Mungkin
beberapa dari kita pernah lihat atau dengar orang berkata “Saya mau
mulai investasi, tapi bingung bagaimana cara memulainya.” Saya tidak
tahu bagaimana dengan anda, namun rata-rata orang diluar sana juga
kebingungan dan ketika berbicara tentang investasi, yang mereka tahu
hanyalah investasi ke saham. Padahal, saham hanyalah satu dari sekian
banyak jenis aset kelas dan instrumen investasi di luar sana. Jika anda
pernah merasa demikian atau bahkan sudah lumayan berpengalaman
sekalipun, artikel ini cocok untuk tingkatkan pengetahuan anda lebih
dalam lagi tentang jenis aset kelas yang bisa anda investasikan.
Sebelum
anda semakin penasaran tentang pengetahuan bermanfaat ini, Apakah anda
pernah dengar nama Robert T. Kiyosaki? Ya, nama tersebut mungkin tidak
lagi asing di telinga beberapa orang seperti anda, yang tertarik ataupun
sudah terjun ke dalam dunia investasi. Ia adalah seorang investor kelas
dunia, asal Amerika Serikat yang sudah punya lebih dari 6000 properti
di seluruh dunia, yang menghasilkan pasif income untuknya, tanpa harus
bekerja sekalipun. Sebelum membahas tentang4 Jenis aset kelas yang bisa
menjadi pilihan ketika anda hendak melakukan investasi, saya penasaran,
apakah anda sudah tahu apa pengertian mendasar dari aset? Menurut
beliau, aset adalah segala sesuatu yang membuat uang masuk ke kantong
anda. Nah, kalau begitu, coba anda perhatikan, apakah mobil dan rumah
adalah aset? Jawabannya belum tentu! Jika rumah yang anda tempati harus
membayar uang listrik, air dan PBB, itu berarti rumah anda adalah
liabilitas, karena uang keluar dari kantong anda.
Setelah
baca artikel ini sampai selesai, anda akan lebih ketahui jenis-jenis
gambaran umum mengenai aset kelas ini, memiliki kelebihan dan peranannya
tersendiri, sesuai kebutuhan, waktu serta siklus ekonomi yang terjadi.
1. Properti/ Real Estate

Jenis
aset properti merupakan aset kelas yang sudah dari zaman dahulu kala
ada. Beberapa investor besar banyak yang menjadi kaya raya dari aset
kelas ini, salah satunya Robert Kiyosaki yang juga merupakan investor
sukses di bidang ini. Ada kesamaan mendasar dari orang kaya, yaitu kalau
mereka tidak kaya dari properti, setelah kaya mereka beli properti.

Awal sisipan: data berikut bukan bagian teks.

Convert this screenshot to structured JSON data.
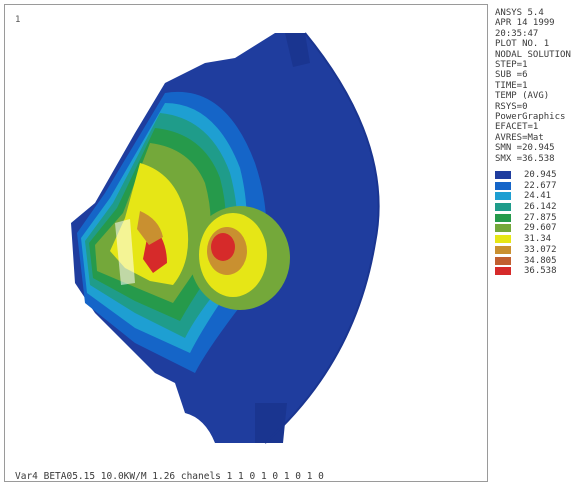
{
  "window_number": "1",
  "info": {
    "product": "ANSYS 5.4",
    "date": "APR 14 1999",
    "time": "20:35:47",
    "plot_no": "PLOT NO.   1",
    "solution": "NODAL SOLUTION",
    "step": "STEP=1",
    "sub": "SUB =6",
    "time_val": "TIME=1",
    "temp": "TEMP     (AVG)",
    "rsys": "RSYS=0",
    "graphics": "PowerGraphics",
    "efacet": "EFACET=1",
    "avres": "AVRES=Mat",
    "smn": "SMN =20.945",
    "smx": "SMX =36.538"
  },
  "legend": [
    {
      "value": "20.945",
      "color": "#1f3d9e"
    },
    {
      "value": "22.677",
      "color": "#1565c8"
    },
    {
      "value": "24.41",
      "color": "#1e9fd2"
    },
    {
      "value": "26.142",
      "color": "#1f9c8a"
    },
    {
      "value": "27.875",
      "color": "#269a4b"
    },
    {
      "value": "29.607",
      "color": "#74a83a"
    },
    {
      "value": "31.34",
      "color": "#e6e616"
    },
    {
      "value": "33.072",
      "color": "#c99030"
    },
    {
      "value": "34.805",
      "color": "#c15f30"
    },
    {
      "value": "36.538",
      "color": "#d62a2a"
    }
  ],
  "footer": "Var4 BETA05.15 10.0KW/M 1.26 chanels 1 1 0 1 0 1 0 1 0"
}
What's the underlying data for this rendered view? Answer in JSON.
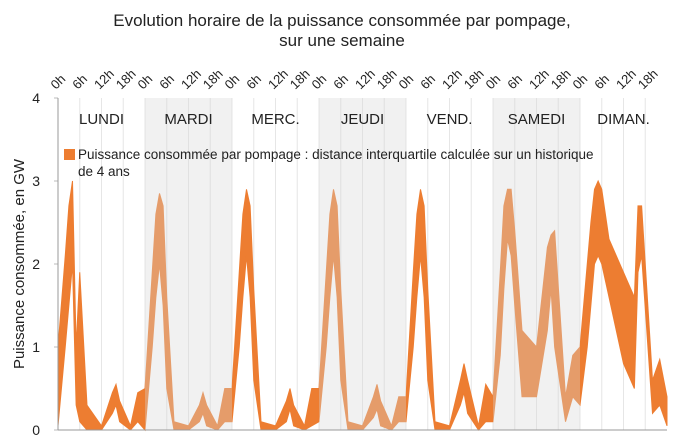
{
  "chart_data": {
    "type": "band",
    "title": [
      "Evolution horaire de la puissance consommée par pompage,",
      "sur une semaine"
    ],
    "y_label": "Puissance consommée, en GW",
    "xlim": [
      0,
      168
    ],
    "ylim": [
      0,
      4
    ],
    "yticks": [
      0,
      1,
      2,
      3,
      4
    ],
    "xticks": [
      {
        "value": 0,
        "label": "0h"
      },
      {
        "value": 6,
        "label": "6h"
      },
      {
        "value": 12,
        "label": "12h"
      },
      {
        "value": 18,
        "label": "18h"
      },
      {
        "value": 24,
        "label": "0h"
      },
      {
        "value": 30,
        "label": "6h"
      },
      {
        "value": 36,
        "label": "12h"
      },
      {
        "value": 42,
        "label": "18h"
      },
      {
        "value": 48,
        "label": "0h"
      },
      {
        "value": 54,
        "label": "6h"
      },
      {
        "value": 60,
        "label": "12h"
      },
      {
        "value": 66,
        "label": "18h"
      },
      {
        "value": 72,
        "label": "0h"
      },
      {
        "value": 78,
        "label": "6h"
      },
      {
        "value": 84,
        "label": "12h"
      },
      {
        "value": 90,
        "label": "18h"
      },
      {
        "value": 96,
        "label": "0h"
      },
      {
        "value": 102,
        "label": "6h"
      },
      {
        "value": 108,
        "label": "12h"
      },
      {
        "value": 114,
        "label": "18h"
      },
      {
        "value": 120,
        "label": "0h"
      },
      {
        "value": 126,
        "label": "6h"
      },
      {
        "value": 132,
        "label": "12h"
      },
      {
        "value": 138,
        "label": "18h"
      },
      {
        "value": 144,
        "label": "0h"
      },
      {
        "value": 150,
        "label": "6h"
      },
      {
        "value": 156,
        "label": "12h"
      },
      {
        "value": 162,
        "label": "18h"
      }
    ],
    "grid": true,
    "days": [
      {
        "name": "LUNDI",
        "shaded": false
      },
      {
        "name": "MARDI",
        "shaded": true
      },
      {
        "name": "MERC.",
        "shaded": false
      },
      {
        "name": "JEUDI",
        "shaded": true
      },
      {
        "name": "VEND.",
        "shaded": false
      },
      {
        "name": "SAMEDI",
        "shaded": true
      },
      {
        "name": "DIMAN.",
        "shaded": false
      }
    ],
    "x": [
      0,
      2,
      3,
      4,
      5,
      6,
      8,
      12,
      15,
      16,
      17,
      20,
      22,
      24,
      26,
      27,
      28,
      29,
      30,
      32,
      36,
      39,
      40,
      41,
      44,
      46,
      48,
      50,
      51,
      52,
      53,
      54,
      56,
      60,
      63,
      64,
      65,
      68,
      70,
      72,
      74,
      75,
      76,
      77,
      78,
      80,
      84,
      87,
      88,
      89,
      92,
      94,
      96,
      98,
      99,
      100,
      101,
      102,
      104,
      108,
      111,
      112,
      113,
      116,
      118,
      120,
      122,
      123,
      124,
      125,
      126,
      128,
      132,
      135,
      136,
      137,
      140,
      142,
      144,
      146,
      147,
      148,
      149,
      150,
      152,
      156,
      159,
      160,
      161,
      164,
      166,
      168
    ],
    "series": [
      {
        "name": "Puissance consommée par pompage : distance interquartile calculée sur un historique de 4 ans",
        "color": "#ed7d31",
        "high": [
          1.0,
          2.1,
          2.7,
          3.0,
          1.0,
          1.9,
          0.3,
          0.05,
          0.45,
          0.55,
          0.35,
          0.05,
          0.45,
          0.5,
          1.9,
          2.6,
          2.85,
          2.7,
          1.6,
          0.1,
          0.05,
          0.3,
          0.45,
          0.3,
          0.05,
          0.5,
          0.5,
          1.9,
          2.6,
          2.9,
          2.7,
          1.7,
          0.1,
          0.05,
          0.35,
          0.5,
          0.3,
          0.05,
          0.5,
          0.5,
          1.9,
          2.6,
          2.9,
          2.7,
          1.7,
          0.1,
          0.05,
          0.4,
          0.55,
          0.35,
          0.05,
          0.4,
          0.4,
          1.9,
          2.6,
          2.9,
          2.7,
          1.7,
          0.1,
          0.05,
          0.6,
          0.8,
          0.6,
          0.05,
          0.55,
          0.4,
          1.9,
          2.7,
          2.9,
          2.9,
          2.4,
          1.2,
          1.0,
          2.2,
          2.35,
          2.4,
          0.4,
          0.9,
          1.0,
          2.0,
          2.5,
          2.9,
          3.0,
          2.9,
          2.3,
          1.9,
          1.6,
          2.7,
          2.7,
          0.6,
          0.85,
          0.4
        ],
        "low": [
          0.05,
          1.0,
          1.5,
          2.0,
          0.3,
          0.1,
          0.0,
          0.0,
          0.2,
          0.3,
          0.1,
          0.0,
          0.1,
          0.0,
          1.0,
          1.6,
          2.0,
          1.5,
          0.5,
          0.0,
          0.0,
          0.1,
          0.2,
          0.05,
          0.0,
          0.1,
          0.1,
          1.0,
          1.6,
          2.1,
          1.6,
          0.6,
          0.0,
          0.0,
          0.1,
          0.25,
          0.05,
          0.0,
          0.05,
          0.1,
          1.0,
          1.6,
          2.1,
          1.6,
          0.6,
          0.0,
          0.0,
          0.15,
          0.25,
          0.05,
          0.0,
          0.1,
          0.1,
          1.0,
          1.6,
          2.1,
          1.6,
          0.6,
          0.0,
          0.0,
          0.3,
          0.45,
          0.2,
          0.0,
          0.1,
          0.1,
          0.9,
          1.7,
          2.3,
          2.1,
          1.5,
          0.4,
          0.4,
          1.2,
          1.7,
          1.0,
          0.1,
          0.4,
          0.3,
          1.0,
          1.5,
          2.0,
          2.1,
          2.0,
          1.6,
          0.8,
          0.5,
          1.9,
          2.1,
          0.2,
          0.3,
          0.05
        ]
      }
    ]
  }
}
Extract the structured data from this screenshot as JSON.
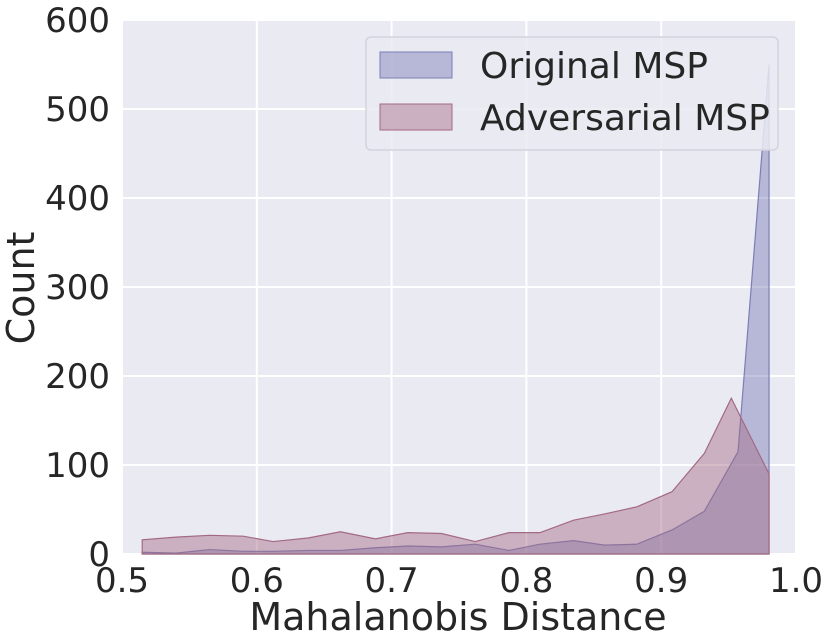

Kira-kira apakah anda tahu kenapa hal itu terjadi?
Mungkin
sekilas terpikir dalam benak anda, “Wah, mungkin gara-gara properti itu
harganya naik terus”. Jawaban tersebut tidak sepenuhnya benar ataupun
salah. Di Indonesia, secara garis besar memang seperti itu, namun yang
penting untuk anda perhatikan, properti itu bersifat localize/ mikro,
jadi properti di satu tempat akan berbeda harganya bergantung dari
banyak faktor seperti lokasi, pertumbuhan penduduk, permintaan pasar,
dsb. Bisa jadi properti properti di satu tepat naik, bisa juga turun.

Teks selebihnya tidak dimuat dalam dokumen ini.